A veces pareciera que para cerrar ciclos uno tiene que volver a los mismos lugares por los que alguna vez circulamos.

Para avanzar, para construir futuro a veces inevitablemente necesitamos pasar por el pasado, ya sea literalmente, volver sobre nuestros propios pies; o metafóricamente, recordando que etimológicamente significa volver a pasar por las cuerdas del corazón.

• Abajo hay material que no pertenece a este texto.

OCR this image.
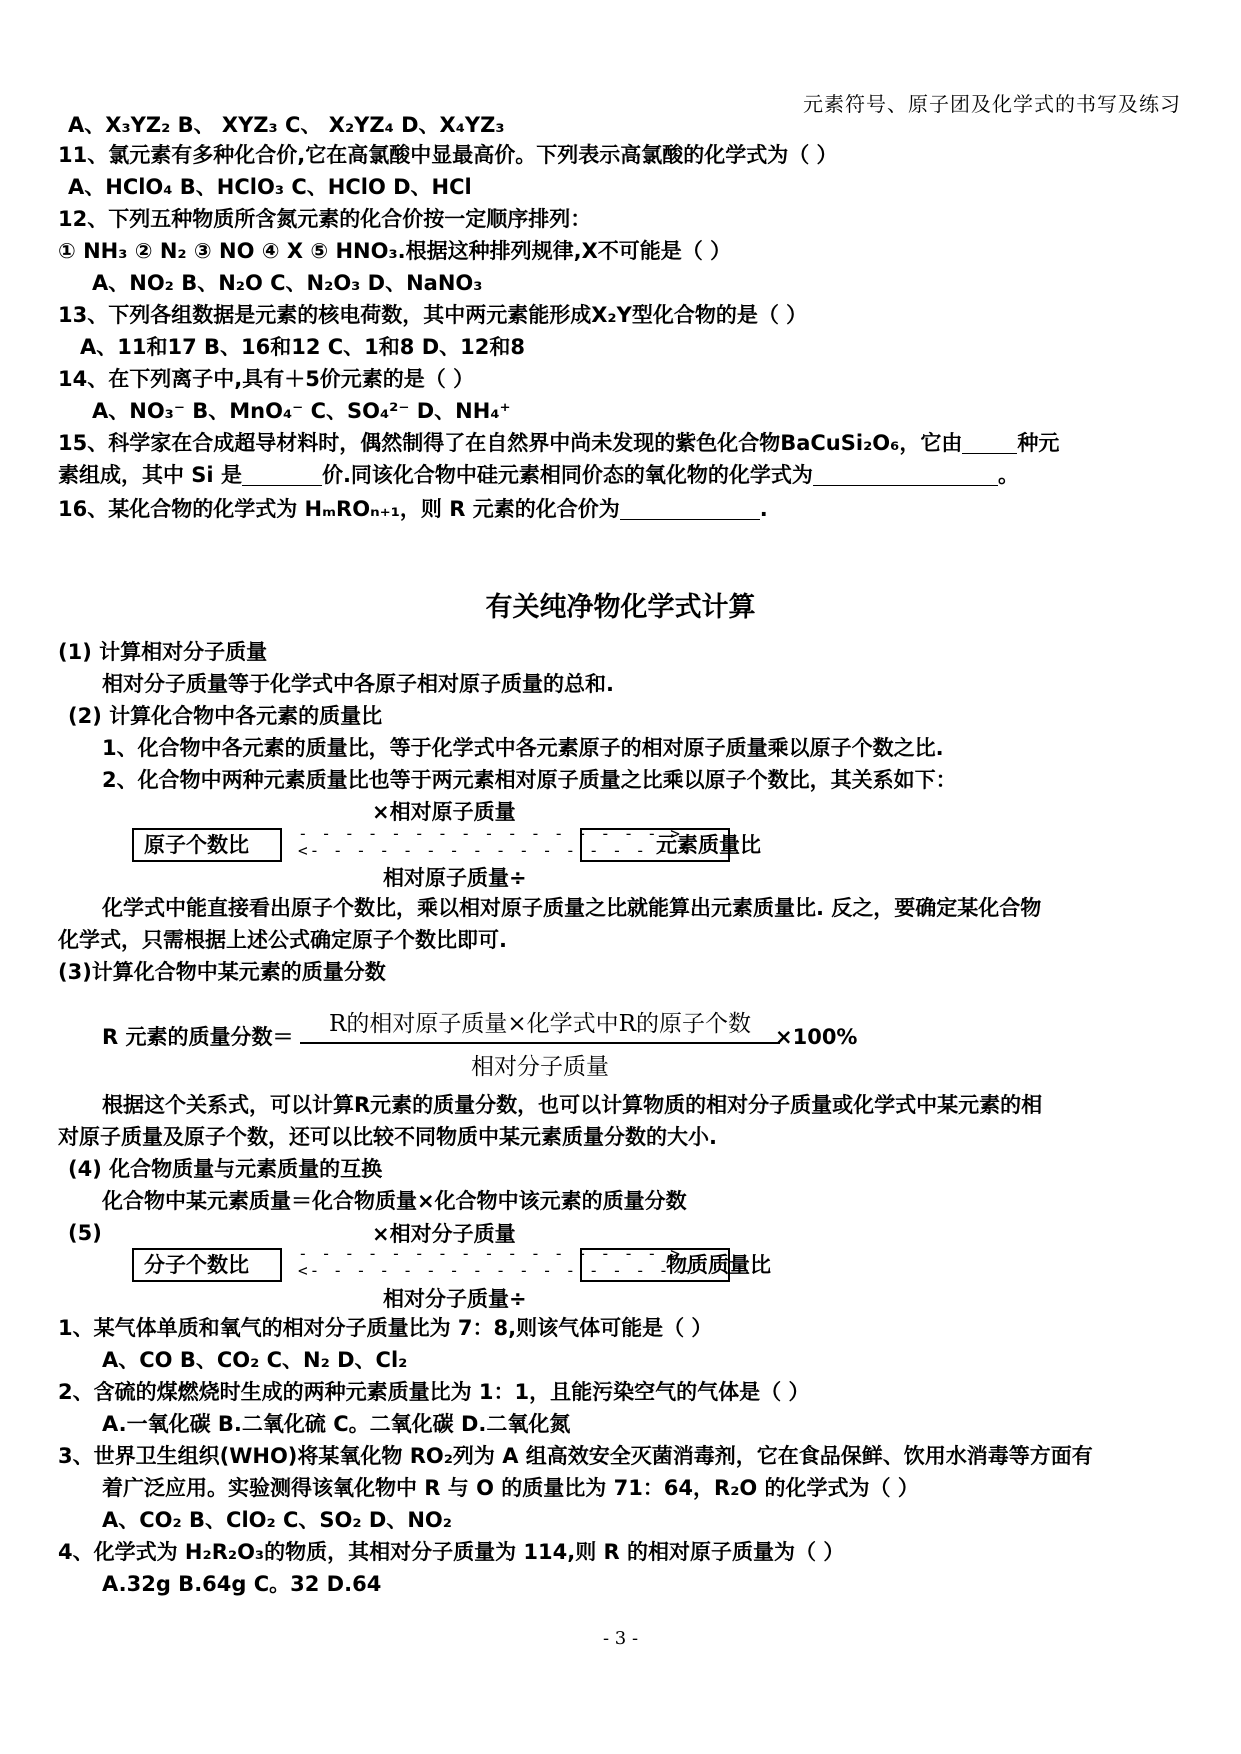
元素符号、原子团及化学式的书写及练习
A、X₃YZ₂ B、 XYZ₃ C、 X₂YZ₄ D、X₄YZ₃
11、氯元素有多种化合价,它在高氯酸中显最高价。下列表示高氯酸的化学式为（ ）
A、HClO₄ B、HClO₃ C、HClO D、HCl
12、下列五种物质所含氮元素的化合价按一定顺序排列：
① NH₃ ② N₂ ③ NO ④ X ⑤ HNO₃.根据这种排列规律,X不可能是（ ）
A、NO₂ B、N₂O C、N₂O₃ D、NaNO₃
13、下列各组数据是元素的核电荷数，其中两元素能形成X₂Y型化合物的是（ ）
A、11和17 B、16和12 C、1和8 D、12和8
14、在下列离子中,具有＋5价元素的是（ ）
A、NO₃⁻ B、MnO₄⁻ C、SO₄²⁻ D、NH₄⁺
15、科学家在合成超导材料时，偶然制得了在自然界中尚未发现的紫色化合物BaCuSi₂O₆，它由	种元
素组成，其中 Si 是	价.同该化合物中硅元素相同价态的氧化物的化学式为	。
16、某化合物的化学式为 HₘROₙ₊₁，则 R 元素的化合价为	.
有关纯净物化学式计算
(1) 计算相对分子质量
相对分子质量等于化学式中各原子相对原子质量的总和.
(2) 计算化合物中各元素的质量比
1、化合物中各元素的质量比，等于化学式中各元素原子的相对原子质量乘以原子个数之比.
2、化合物中两种元素质量比也等于两元素相对原子质量之比乘以原子个数比，其关系如下：
×相对原子质量
原子个数比	- - - - - - - - - - - - - - - - >
<- - - - - - - - - - - - - - - - -
元素质量比
相对原子质量÷
化学式中能直接看出原子个数比，乘以相对原子质量之比就能算出元素质量比. 反之，要确定某化合物
化学式，只需根据上述公式确定原子个数比即可.
(3)计算化合物中某元素的质量分数
R 元素的质量分数＝	R的相对原子质量×化学式中R的原子个数
相对分子质量
×100%
根据这个关系式，可以计算R元素的质量分数，也可以计算物质的相对分子质量或化学式中某元素的相
对原子质量及原子个数，还可以比较不同物质中某元素质量分数的大小.
(4) 化合物质量与元素质量的互换
化合物中某元素质量＝化合物质量×化合物中该元素的质量分数
(5)	×相对分子质量
分子个数比	- - - - - - - - - - - - - - - - >
<- - - - - - - - - - - - - - - - -
物质质量比
相对分子质量÷
1、某气体单质和氧气的相对分子质量比为 7：8,则该气体可能是（ ）
A、CO B、CO₂ C、N₂ D、Cl₂
2、含硫的煤燃烧时生成的两种元素质量比为 1：1，且能污染空气的气体是（ ）
A.一氧化碳 B.二氧化硫 C。二氧化碳 D.二氧化氮
3、世界卫生组织(WHO)将某氧化物 RO₂列为 A 组高效安全灭菌消毒剂，它在食品保鲜、饮用水消毒等方面有
着广泛应用。实验测得该氧化物中 R 与 O 的质量比为 71：64，R₂O 的化学式为（ ）
A、CO₂ B、ClO₂ C、SO₂ D、NO₂
4、化学式为 H₂R₂O₃的物质，其相对分子质量为 114,则 R 的相对原子质量为（ ）
A.32g B.64g C。32 D.64
- 3 -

No hay manera de seguir sino repasamos, atravesamos, recordamos, honramos, duelamos el pasado. Ya lo decía Faulkner, el pasado esta presente siempre, incluso en este presente.

Somos hijos de nuestro pasado, viviendo en un presente que se proyecta hacia el futuro, la clave está en no olvidarlo, pero tampoco anclarnos en él, ni desesperar por el tiempo porvenir.

Todo pasa en el momento exacto, ni antes ni después. Toda pasa cuando estamos listos, o casi listos para lidiar con lo que nos toca, aunque a veces creamos que no.

Hoy fui a tramitar mi clave fiscal. Si, el placer de enfrentarse con los tramites burocráticos. Agencia 7. Baldomero Fernández Moreno 1259.

¿Porque ahí? Exactamente a 45 minutos de mi domicilio actual. Hace más de 30 años que vivo en Belgrano. Cuando me atienden, la señorita, amorosa, predispuesta, amable, me desarma todos mis estereotipos de lo que podía ser ese trámite. Le pregunto porque me asignaron esa agencia:

-Porque la dirección que figura es Ángel Gallardo 80.

Me quede pasmada. Hace mas de 30 años que no vivo ahí. Exactamente desde el día en que me case . No es casual que las cosas empiezan y terminan en círculos concéntricos, que tuve que volver a mi casa de soltera para cerrar un ciclo y empezar otro, con desafíos nuevos, miradas diferentes, personas que se acercan y se alejan.

Fui a pedir mi clave fiscal, otra clave más, porque vivimos rodeados de claves: la del banco, la del homebanking, la de AFIP, la de Plateanet, Ticketek, Multiplex, la de Jumbo, la del teléfono, la del mail, la del Facebook, la de la computadora, la de todos los lugares en los que interactuamos y nos conocen por la clave: alfanumérica, de 10 dígitos y con una mayúscula.

Vivimos rodeados de claves, pero nos cuesta descifrar cual es la única que importa, la única que es realmente importante: la clave para vivir.

Esa, es la única que quiero aprender, atesorarla bien cerca mío y no perderla ni olvidármela. Es la única que quiero grabar a fuego.

 Todas las otras… pones recordar contraseña y las recuperas.

Hoy es hasta acá. Cortito, preciso, buscando las claves de la vida… ¿me ayudan?